The following was written in February of 2006, but I just came across it. Some of our readers were recently talking about the invasion of Grenada, and I thought this might be of interest.
Here’s a sample of the article. You can find the full piece at National Review Online (link here)
What should we do to counter China’s moves in the Caribbean? First, we must stop taking the region for granted, reacting only after the fact, as we did after a communist coup in Grenada in 1983. That crisis, it is well to recall, would have been much worse if other Caribbean nations had not taken a firm stand against the Russian and Cuban-supported coup, and voted in favor of U.S. intervention. Would the new crop of politicians, so assiduously courted by China, come down on our side in the event of a similar problem?

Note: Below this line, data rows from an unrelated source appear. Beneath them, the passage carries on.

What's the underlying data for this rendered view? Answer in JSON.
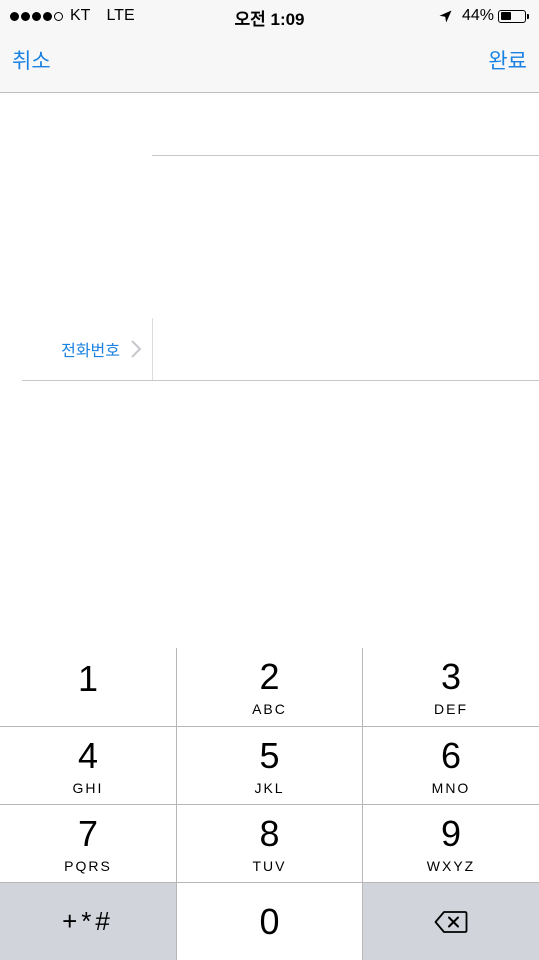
{
  "status_bar": {
    "signal_dots_filled": 4,
    "signal_dots_total": 5,
    "carrier": "KT",
    "network": "LTE",
    "time": "오전 1:09",
    "battery_percent": "44%",
    "battery_level": 0.44,
    "icons": [
      "signal-icon",
      "location-arrow-icon",
      "battery-icon"
    ]
  },
  "nav": {
    "cancel_label": "취소",
    "done_label": "완료",
    "accent_color": "#1a82e2"
  },
  "form": {
    "phone_label": "전화번호",
    "phone_value": ""
  },
  "keypad": {
    "keys": [
      {
        "digit": "1",
        "letters": ""
      },
      {
        "digit": "2",
        "letters": "ABC"
      },
      {
        "digit": "3",
        "letters": "DEF"
      },
      {
        "digit": "4",
        "letters": "GHI"
      },
      {
        "digit": "5",
        "letters": "JKL"
      },
      {
        "digit": "6",
        "letters": "MNO"
      },
      {
        "digit": "7",
        "letters": "PQRS"
      },
      {
        "digit": "8",
        "letters": "TUV"
      },
      {
        "digit": "9",
        "letters": "WXYZ"
      }
    ],
    "symbols_label": "+*#",
    "zero_digit": "0",
    "function_key_color": "#d2d4dc"
  }
}
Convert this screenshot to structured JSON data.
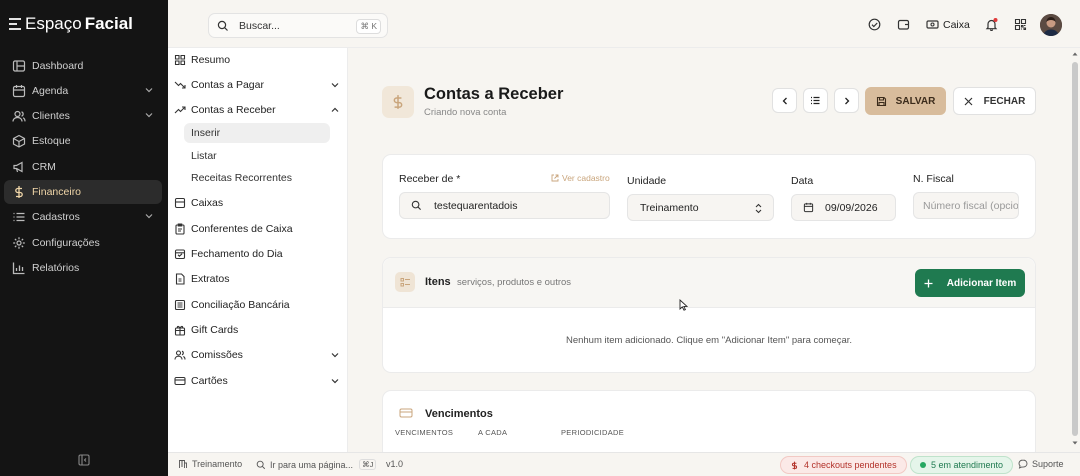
{
  "app": {
    "logo_text": "EspaçoFacial",
    "brand": "Espaço",
    "brand2": "Facial"
  },
  "sidebar": {
    "items": [
      {
        "label": "Dashboard",
        "icon": "dashboard-icon"
      },
      {
        "label": "Agenda",
        "icon": "calendar-icon",
        "expandable": true
      },
      {
        "label": "Clientes",
        "icon": "users-icon",
        "expandable": true
      },
      {
        "label": "Estoque",
        "icon": "box-icon"
      },
      {
        "label": "CRM",
        "icon": "megaphone-icon"
      },
      {
        "label": "Financeiro",
        "icon": "dollar-icon",
        "active": true
      },
      {
        "label": "Cadastros",
        "icon": "list-icon",
        "expandable": true
      },
      {
        "label": "Configurações",
        "icon": "gear-icon"
      },
      {
        "label": "Relatórios",
        "icon": "chart-icon"
      }
    ]
  },
  "submenu": {
    "items": [
      {
        "label": "Resumo",
        "icon": "grid-icon"
      },
      {
        "label": "Contas a Pagar",
        "icon": "trend-down-icon",
        "chevron": "down"
      },
      {
        "label": "Contas a Receber",
        "icon": "trend-up-icon",
        "chevron": "up"
      },
      {
        "label": "Caixas",
        "icon": "cash-register-icon"
      },
      {
        "label": "Conferentes de Caixa",
        "icon": "clipboard-icon"
      },
      {
        "label": "Fechamento do Dia",
        "icon": "calendar-check-icon"
      },
      {
        "label": "Extratos",
        "icon": "file-icon"
      },
      {
        "label": "Conciliação Bancária",
        "icon": "bank-icon"
      },
      {
        "label": "Gift Cards",
        "icon": "gift-icon"
      },
      {
        "label": "Comissões",
        "icon": "users-icon",
        "chevron": "down"
      },
      {
        "label": "Cartões",
        "icon": "card-icon",
        "chevron": "down"
      }
    ],
    "subitems": [
      {
        "label": "Inserir",
        "current": true
      },
      {
        "label": "Listar"
      },
      {
        "label": "Receitas Recorrentes"
      }
    ]
  },
  "topbar": {
    "search_placeholder": "Buscar...",
    "search_shortcut": "⌘ K",
    "caixa_label": "Caixa"
  },
  "page": {
    "title": "Contas a Receber",
    "subtitle": "Criando nova conta",
    "save_label": "SALVAR",
    "close_label": "FECHAR"
  },
  "form": {
    "receber_label": "Receber de *",
    "ver_cadastro": "Ver cadastro",
    "receber_value": "testequarentadois",
    "unidade_label": "Unidade",
    "unidade_value": "Treinamento",
    "data_label": "Data",
    "data_value": "09/09/2026",
    "fiscal_label": "N. Fiscal",
    "fiscal_placeholder": "Número fiscal (opcional)"
  },
  "items_card": {
    "title": "Itens",
    "subtitle": "serviços, produtos e outros",
    "add_label": "Adicionar Item",
    "empty_text": "Nenhum item adicionado. Clique em \"Adicionar Item\" para começar."
  },
  "due_card": {
    "title": "Vencimentos",
    "columns": [
      "VENCIMENTOS",
      "A CADA",
      "PERIODICIDADE"
    ]
  },
  "bottombar": {
    "unit": "Treinamento",
    "goto": "Ir para uma página...",
    "goto_shortcut": "⌘J",
    "version": "v1.0",
    "checkouts": "4 checkouts pendentes",
    "atendimento": "5 em atendimento",
    "suporte": "Suporte"
  },
  "colors": {
    "accent": "#d8bc9c",
    "success": "#1f7a50",
    "sidebar": "#141414",
    "active_text": "#f0d6a8"
  }
}
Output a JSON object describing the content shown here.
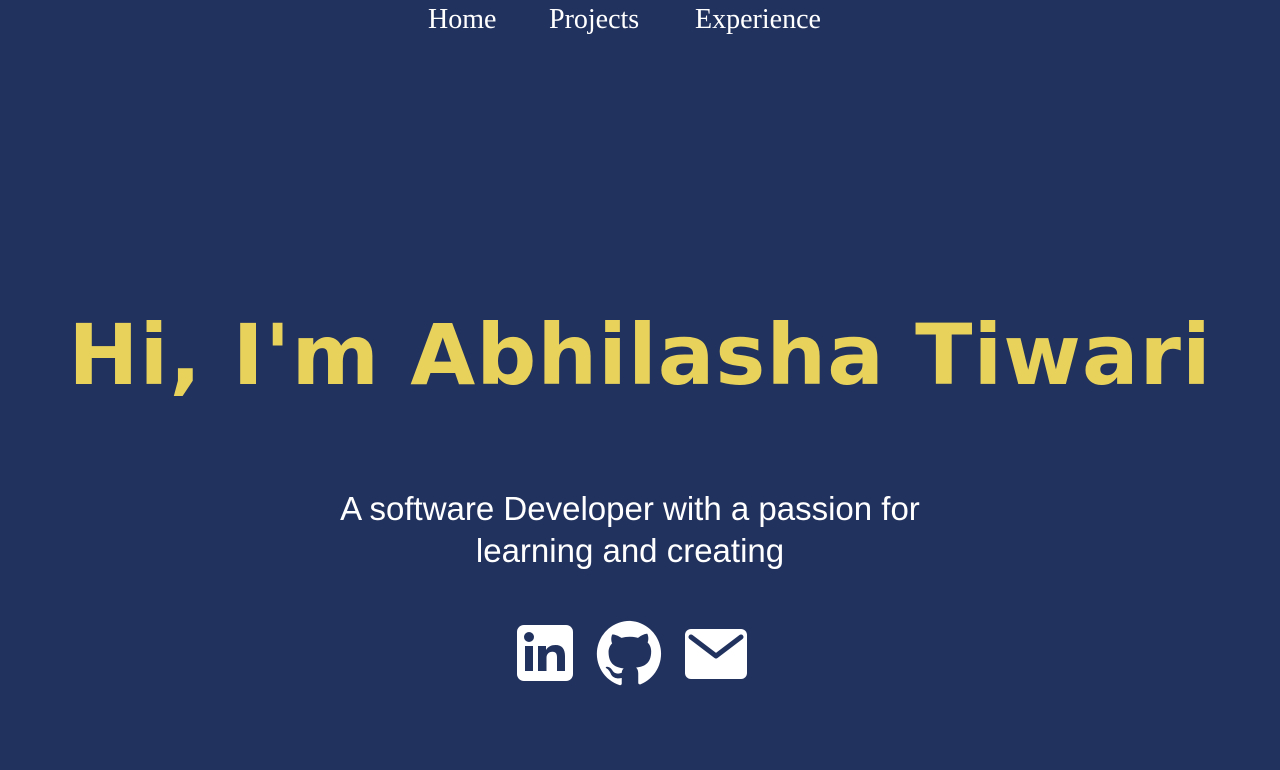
{
  "nav": {
    "items": [
      {
        "label": "Home"
      },
      {
        "label": "Projects"
      },
      {
        "label": "Experience"
      }
    ]
  },
  "hero": {
    "title": "Hi, I'm Abhilasha Tiwari",
    "subtitle": "A software Developer with a passion for learning and creating"
  },
  "social": {
    "icons": [
      "linkedin-icon",
      "github-icon",
      "mail-icon"
    ]
  },
  "colors": {
    "background": "#22325e",
    "accent": "#e8d25c",
    "text": "#ffffff"
  }
}
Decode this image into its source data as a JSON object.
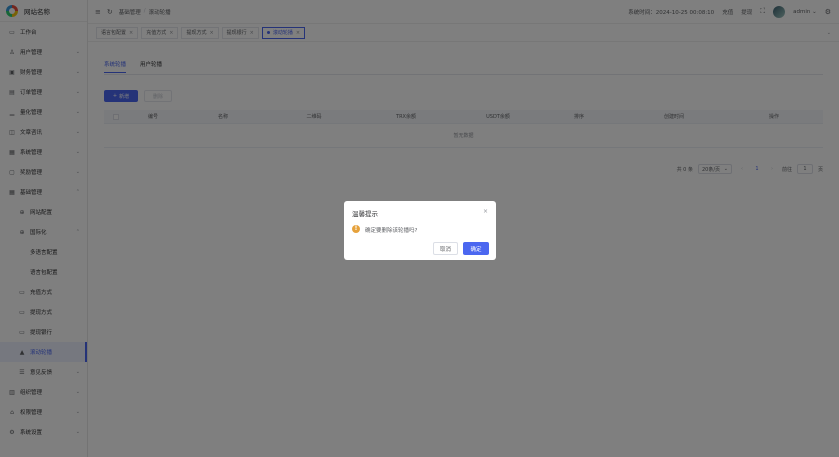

To put it another way, can we allow China, an up-and-coming superpower, to replace the U.S. as the predominant political influence in the region? Opening embassies in each of these states, so that we are in a position to make America’s case directly to local government officials, is essential. Thwarting China’s efforts to buy friends and influence governments requires not just foreign aid — although this should be increased — but private investment as well. Increasingly, foreign investment is coming from everywhere but the United States. A Free Trade Zone for the West Indies would be a good first step toward fixing this.
China has a long history of establishing tributary relationships between it and lesser states, supporting local tyrants in return for their allegiance. While we work to bring transparency and openness to China, we don’t want China to bring corruption and deception to existing democracies and international organizations. The Caribbean can’t wait.